Lu, the #1 China economist according to Bloomberg, cites four key reasons to explain why he doesn’t see a hard landing:
- The manufacturing sector, which is said to be slowing, accounts for 47 per cent of the economy. However, the services sector accounts for 43 per cent of GDP, and agriculture 10 per cent. Lu says growth in the service sector has been resilient especially in retail and financial services. This is offsetting a lot of the weakness in manufacturing.
- Even within the manufacturing sector, some parts are doing better than others. While cement and steel output have slowed, mining and oil refining are still strong.

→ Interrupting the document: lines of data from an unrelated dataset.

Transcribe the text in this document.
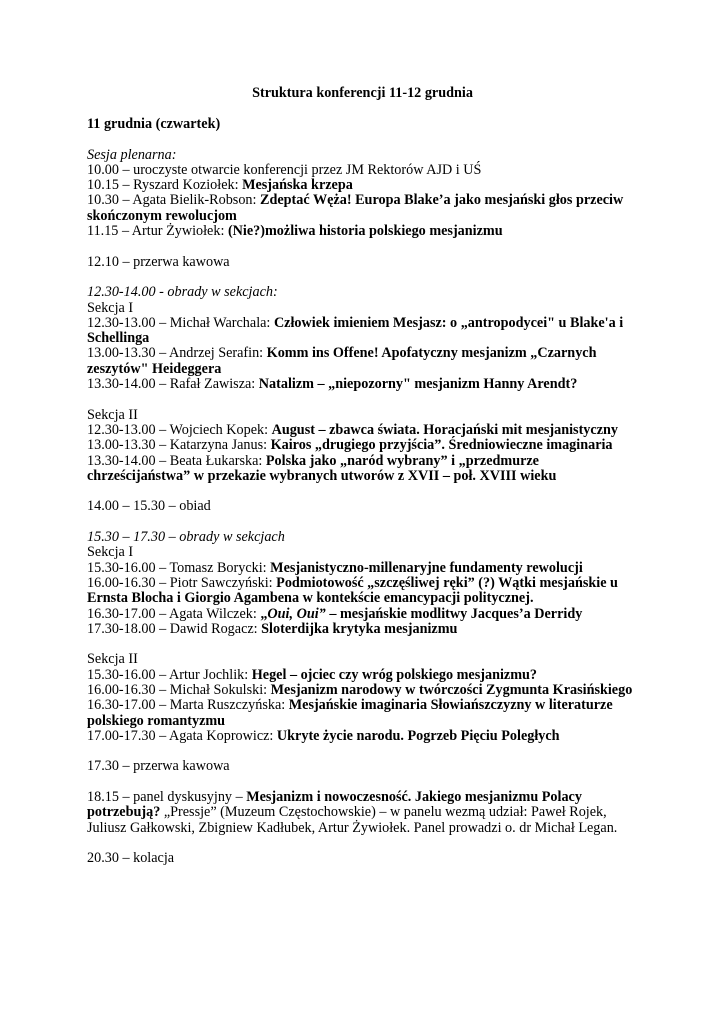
Struktura konferencji 11-12 grudnia

11 grudnia (czwartek)

Sesja plenarna:

10.00 – uroczyste otwarcie konferencji przez JM Rektorów AJD i UŚ

10.15 – Ryszard Koziołek: Mesjańska krzepa

10.30 – Agata Bielik-Robson: Zdeptać Węża! Europa Blake’a jako mesjański głos przeciw skończonym rewolucjom

11.15 – Artur Żywiołek: (Nie?)możliwa historia polskiego mesjanizmu

12.10 – przerwa kawowa

12.30-14.00 - obrady w sekcjach:

Sekcja I

12.30-13.00 – Michał Warchala: Człowiek imieniem Mesjasz: o „antropodycei" u Blake'a i Schellinga

13.00-13.30 – Andrzej Serafin: Komm ins Offene! Apofatyczny mesjanizm „Czarnych zeszytów" Heideggera

13.30-14.00 – Rafał Zawisza: Natalizm – „niepozorny" mesjanizm Hanny Arendt?

Sekcja II

12.30-13.00 – Wojciech Kopek: August – zbawca świata. Horacjański mit mesjanistyczny

13.00-13.30 – Katarzyna Janus: Kairos „drugiego przyjścia”. Średniowieczne imaginaria

13.30-14.00 – Beata Łukarska: Polska jako „naród wybrany” i „przedmurze chrześcijaństwa” w przekazie wybranych utworów z XVII – poł. XVIII wieku

14.00 – 15.30 – obiad

15.30 – 17.30 – obrady w sekcjach

Sekcja I

15.30-16.00 – Tomasz Borycki: Mesjanistyczno-millenaryjne fundamenty rewolucji

16.00-16.30 – Piotr Sawczyński: Podmiotowość „szczęśliwej ręki” (?) Wątki mesjańskie u Ernsta Blocha i Giorgio Agambena w kontekście emancypacji politycznej.

16.30-17.00 – Agata Wilczek: „Oui, Oui” – mesjańskie modlitwy Jacques’a Derridy

17.30-18.00 – Dawid Rogacz: Sloterdijka krytyka mesjanizmu

Sekcja II

15.30-16.00 – Artur Jochlik: Hegel – ojciec czy wróg polskiego mesjanizmu?

16.00-16.30 – Michał Sokulski: Mesjanizm narodowy w twórczości Zygmunta Krasińskiego

16.30-17.00 – Marta Ruszczyńska: Mesjańskie imaginaria Słowiańszczyzny w literaturze polskiego romantyzmu

17.00-17.30 – Agata Koprowicz: Ukryte życie narodu. Pogrzeb Pięciu Poległych

17.30 – przerwa kawowa

18.15 – panel dyskusyjny – Mesjanizm i nowoczesność. Jakiego mesjanizmu Polacy potrzebują? „Pressje” (Muzeum Częstochowskie) – w panelu wezmą udział: Paweł Rojek, Juliusz Gałkowski, Zbigniew Kadłubek, Artur Żywiołek. Panel prowadzi o. dr Michał Legan.

20.30 – kolacja
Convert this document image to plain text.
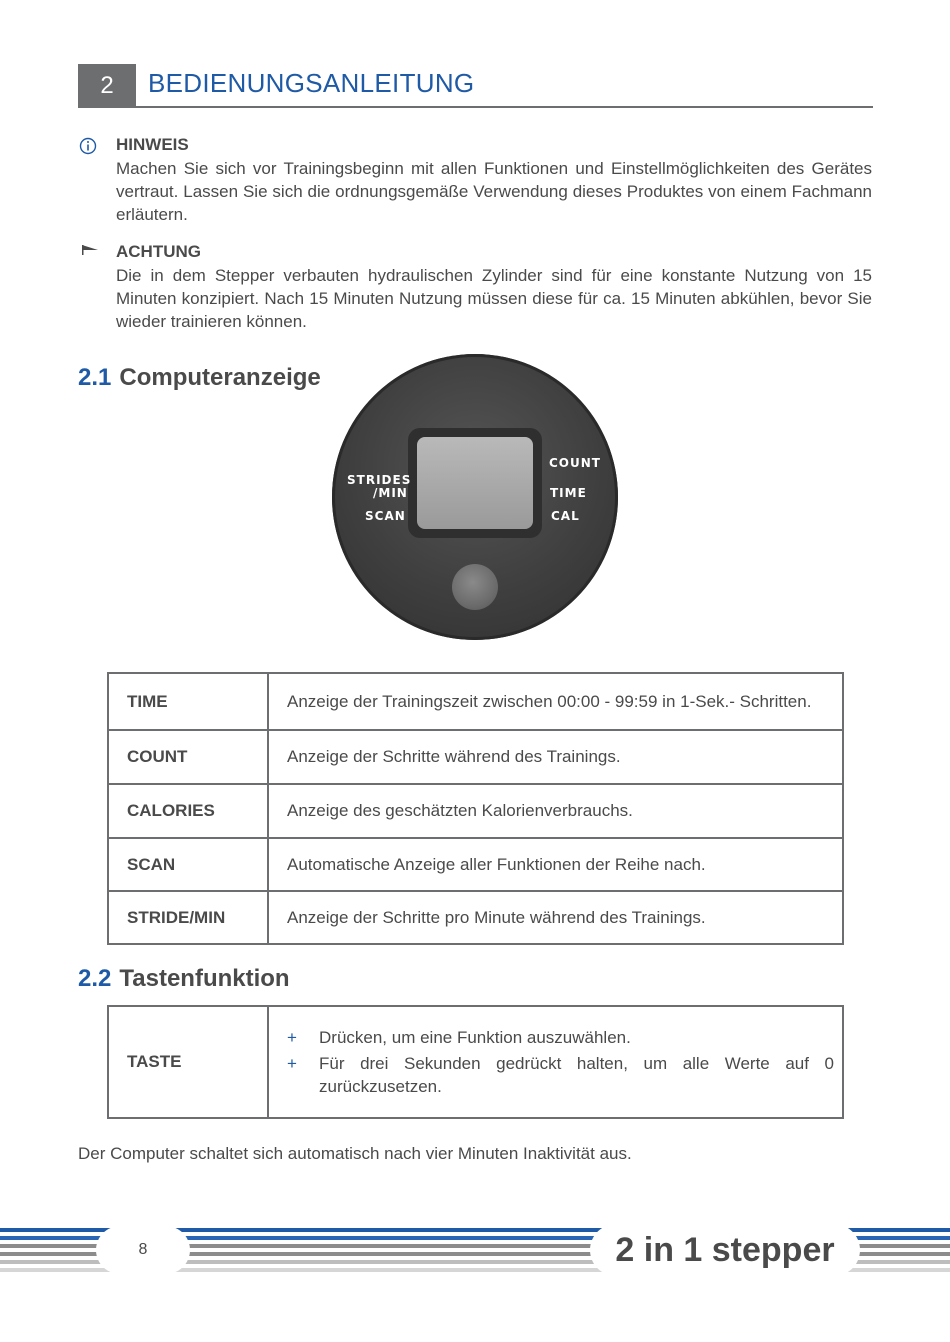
2	BEDIENUNGSANLEITUNG
HINWEIS
Machen Sie sich vor Trainingsbeginn mit allen Funktionen und Einstellmöglichkeiten des Gerätes vertraut. Lassen Sie sich die ordnungsgemäße Verwendung dieses Produktes von einem Fachmann erläutern.
ACHTUNG
Die in dem Stepper verbauten hydraulischen Zylinder sind für eine konstante Nutzung von 15 Minuten konzipiert. Nach 15 Minuten Nutzung müssen diese für ca. 15 Minuten abkühlen, bevor Sie wieder trainieren können.
2.1 Computeranzeige
STRIDES
/MIN
SCAN
COUNT
TIME
CAL
TIME	Anzeige der Trainingszeit zwischen 00:00 - 99:59 in 1-Sek.- Schritten.
COUNT	Anzeige der Schritte während des Trainings.
CALORIES	Anzeige des geschätzten Kalorienverbrauchs.
SCAN	Automatische Anzeige aller Funktionen der Reihe nach.
STRIDE/MIN	Anzeige der Schritte pro Minute während des Trainings.
2.2 Tastenfunktion
TASTE	
+	Drücken, um eine Funktion auszuwählen.
+	Für drei Sekunden gedrückt halten, um alle Werte auf 0 zurückzusetzen.
Der Computer schaltet sich automatisch nach vier Minuten Inaktivität aus.
8	2 in 1 stepper
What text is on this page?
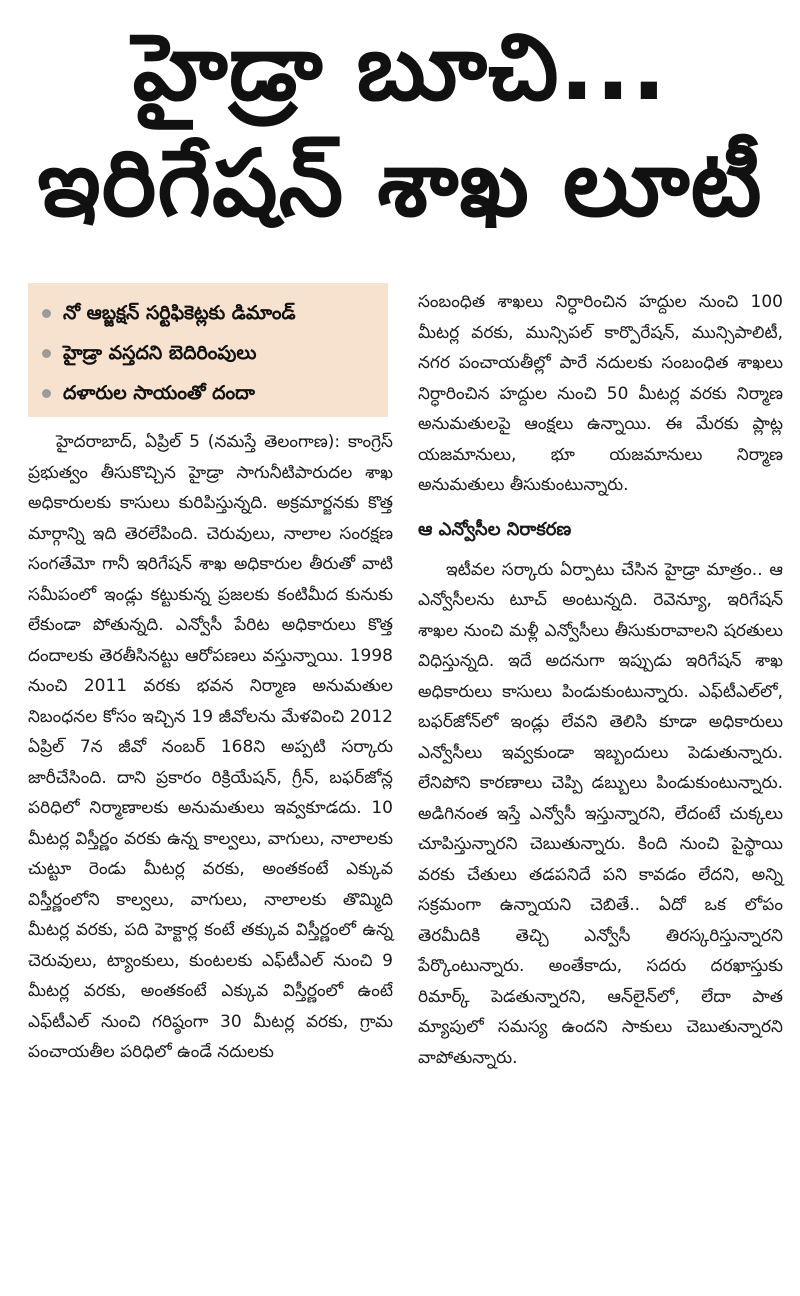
హైడ్రా బూచి...
ఇరిగేషన్ శాఖ లూటీ
నో ఆబ్జక్షన్ సర్టిఫికెట్లకు డిమాండ్
హైడ్రా వస్తదని బెదిరింపులు
దళారుల సాయంతో దందా

హైదరాబాద్, ఏప్రిల్ 5 (నమస్తే తెలంగాణ): కాంగ్రెస్ ప్రభుత్వం తీసుకొచ్చిన హైడ్రా సాగునీటిపారుదల శాఖ అధికారులకు కాసులు కురిపిస్తున్నది. అక్రమార్జనకు కొత్త మార్గాన్ని ఇది తెరలేపింది. చెరువులు, నాలాల సంరక్షణ సంగతేమో గానీ ఇరిగేషన్ శాఖ అధికారుల తీరుతో వాటి సమీపంలో ఇండ్లు కట్టుకున్న ప్రజలకు కంటిమీద కునుకు లేకుండా పోతున్నది. ఎన్వోసీ పేరిట అధికారులు కొత్త దందాలకు తెరతీసినట్టు ఆరోపణలు వస్తున్నాయి. 1998 నుంచి 2011 వరకు భవన నిర్మాణ అనుమతుల నిబంధనల కోసం ఇచ్చిన 19 జీవోలను మేళవించి 2012 ఏప్రిల్ 7న జీవో నంబర్ 168ని అప్పటి సర్కారు జారీచేసింది. దాని ప్రకారం రిక్రియేషన్, గ్రీన్, బఫర్‌జోన్ల పరిధిలో నిర్మాణాలకు అనుమతులు ఇవ్వకూడదు. 10 మీటర్ల విస్తీర్ణం వరకు ఉన్న కాల్వలు, వాగులు, నాలాలకు చుట్టూ రెండు మీటర్ల వరకు, అంతకంటే ఎక్కువ విస్తీర్ణంలోని కాల్వలు, వాగులు, నాలాలకు తొమ్మిది మీటర్ల వరకు, పది హెక్టార్ల కంటే తక్కువ విస్తీర్ణంలో ఉన్న చెరువులు, ట్యాంకులు, కుంటలకు ఎఫ్‌టీఎల్ నుంచి 9 మీటర్ల వరకు, అంతకంటే ఎక్కువ విస్తీర్ణంలో ఉంటే ఎఫ్‌టీఎల్ నుంచి గరిష్ఠంగా 30 మీటర్ల వరకు, గ్రామ పంచాయతీల పరిధిలో ఉండే నదులకు

సంబంధిత శాఖలు నిర్ధారించిన హద్దుల నుంచి 100 మీటర్ల వరకు, మున్సిపల్ కార్పొరేషన్, మున్సిపాలిటీ, నగర పంచాయతీల్లో పారే నదులకు సంబంధిత శాఖలు నిర్ధారించిన హద్దుల నుంచి 50 మీటర్ల వరకు నిర్మాణ అనుమతులపై ఆంక్షలు ఉన్నాయి. ఈ మేరకు ప్లాట్ల యజమానులు, భూ యజమానులు నిర్మాణ అనుమతులు తీసుకుంటున్నారు.

ఆ ఎన్వోసీల నిరాకరణ

ఇటీవల సర్కారు ఏర్పాటు చేసిన హైడ్రా మాత్రం.. ఆ ఎన్వోసీలను టూచ్ అంటున్నది. రెవెన్యూ, ఇరిగేషన్ శాఖల నుంచి మళ్లీ ఎన్వోసీలు తీసుకురావాలని షరతులు విధిస్తున్నది. ఇదే అదనుగా ఇప్పుడు ఇరిగేషన్ శాఖ అధికారులు కాసులు పిండుకుంటున్నారు. ఎఫ్‌టీఎల్‌లో, బఫర్‌జోన్‌లో ఇండ్లు లేవని తెలిసి కూడా అధికారులు ఎన్వోసీలు ఇవ్వకుండా ఇబ్బందులు పెడుతున్నారు. లేనిపోని కారణాలు చెప్పి డబ్బులు పిండుకుంటున్నారు. అడిగినంత ఇస్తే ఎన్వోసీ ఇస్తున్నారని, లేదంటే చుక్కలు చూపిస్తున్నారని చెబుతున్నారు. కింది నుంచి పైస్థాయి వరకు చేతులు తడపనిదే పని కావడం లేదని, అన్ని సక్రమంగా ఉన్నాయని చెబితే.. ఏదో ఒక లోపం తెరమీదికి తెచ్చి ఎన్వోసీ తిరస్కరిస్తున్నారని పేర్కొంటున్నారు. అంతేకాదు, సదరు దరఖాస్తుకు రిమార్క్ పెడతున్నారని, ఆన్‌లైన్‌లో, లేదా పాత మ్యాపులో సమస్య ఉందని సాకులు చెబుతున్నారని వాపోతున్నారు.
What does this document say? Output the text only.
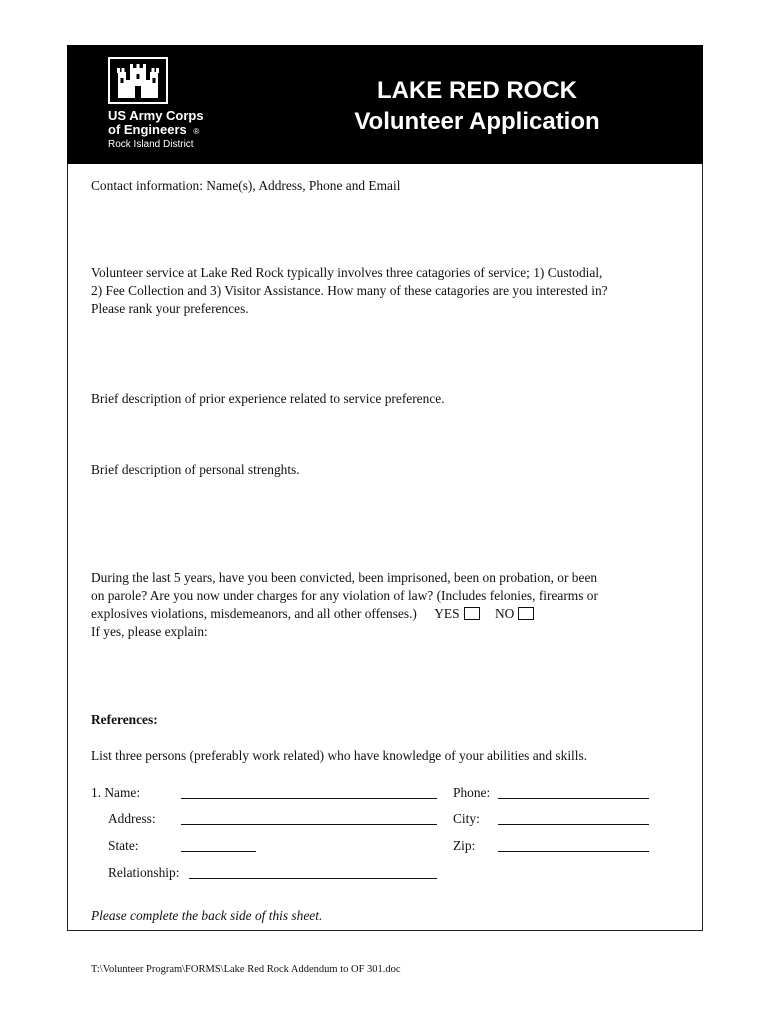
US Army Corps
of Engineers ®
Rock Island District
LAKE RED ROCK
Volunteer Application
Contact information: Name(s), Address, Phone and Email
Volunteer service at Lake Red Rock typically involves three catagories of service; 1) Custodial,
2) Fee Collection and 3) Visitor Assistance. How many of these catagories are you interested in?
Please rank your preferences.
Brief description of prior experience related to service preference.
Brief description of personal strenghts.
During the last 5 years, have you been convicted, been imprisoned, been on probation, or been
on parole? Are you now under charges for any violation of law? (Includes felonies, firearms or
explosives violations, misdemeanors, and all other offenses.) YES	NO
If yes, please explain:
References:
List three persons (preferably work related) who have knowledge of your abilities and skills.
1. Name:	Phone:
Address:	City:
State:	Zip:
Relationship:
Please complete the back side of this sheet.
T:\Volunteer Program\FORMS\Lake Red Rock Addendum to OF 301.doc
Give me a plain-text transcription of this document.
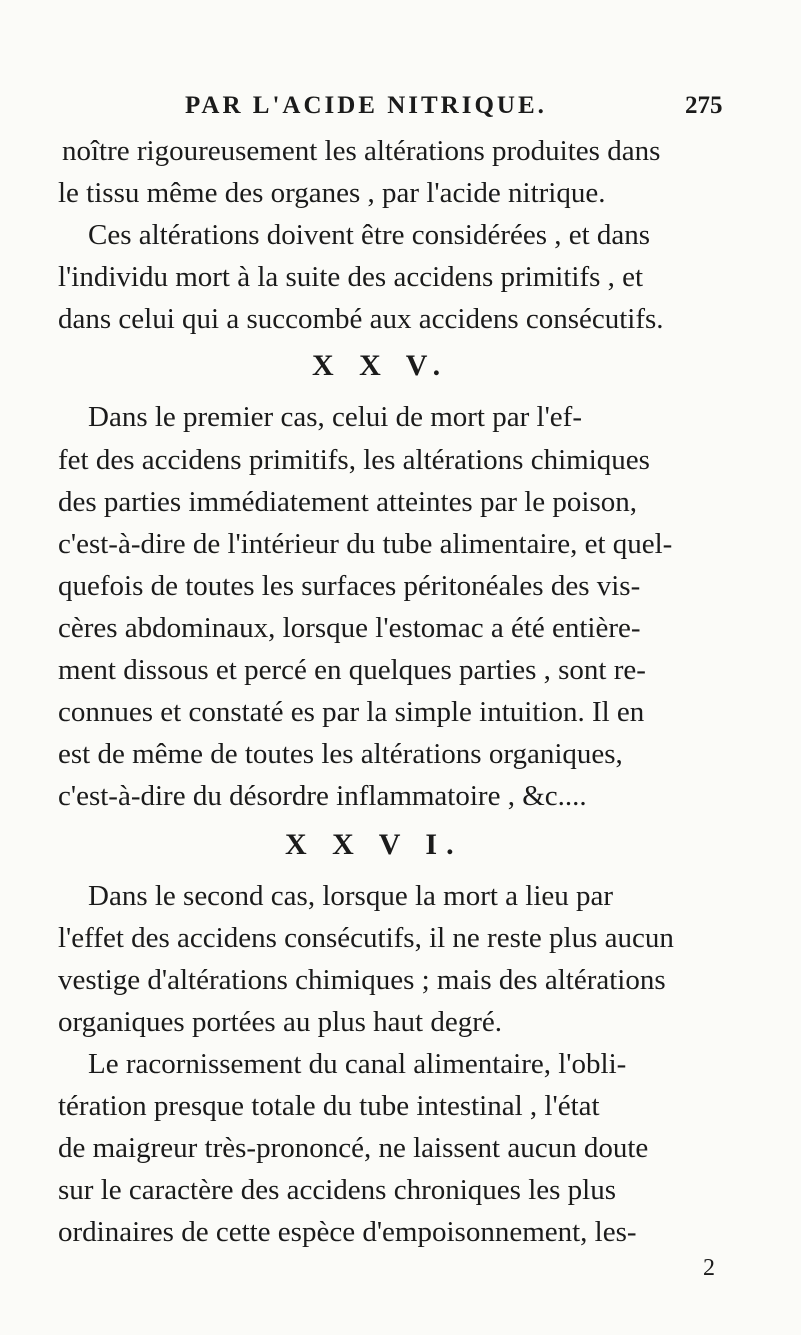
PAR L'ACIDE NITRIQUE.	275
noître rigoureusement les altérations produites dans
le tissu même des organes , par l'acide nitrique.
Ces altérations doivent être considérées , et dans
l'individu mort à la suite des accidens primitifs , et
dans celui qui a succombé aux accidens consécutifs.
X X V.
Dans le premier cas, celui de mort par l'ef-
fet des accidens primitifs, les altérations chimiques
des parties immédiatement atteintes par le poison,
c'est-à-dire de l'intérieur du tube alimentaire, et quel-
quefois de toutes les surfaces péritonéales des vis-
cères abdominaux, lorsque l'estomac a été entière-
ment dissous et percé en quelques parties , sont re-
connues et constaté es par la simple intuition. Il en
est de même de toutes les altérations organiques,
c'est-à-dire du désordre inflammatoire , &c....
X X V I.
Dans le second cas, lorsque la mort a lieu par
l'effet des accidens consécutifs, il ne reste plus aucun
vestige d'altérations chimiques ; mais des altérations
organiques portées au plus haut degré.
Le racornissement du canal alimentaire, l'obli-
tération presque totale du tube intestinal , l'état
de maigreur très-prononcé, ne laissent aucun doute
sur le caractère des accidens chroniques les plus
ordinaires de cette espèce d'empoisonnement, les-
2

- Fixed asset investment (FAI), which is a measure of capital spending and an indicator of investment trends, has been strong. FAI grew 21.5 per cent year-over-year in January and February. And FAI and industrial production don’t always track each other closely. For instance in late 2007, FAI fell ahead of industrial production growth. Lu adds, “Strong FAI demand points to a rebound in steel and cement output in coming months.”
- Finally, Lu says auto sales don’t always suggest weak consumption. “Autos are durable goods, and that means weak sales would follow a period of strong sales, especially after the expiry of subsidies.”
For now, Lu expects 8.3 to 8.5 per cent year-over-year GDP growth in Q1 2012, and a seasonally adjusted 1.8 per cent quarterly growth.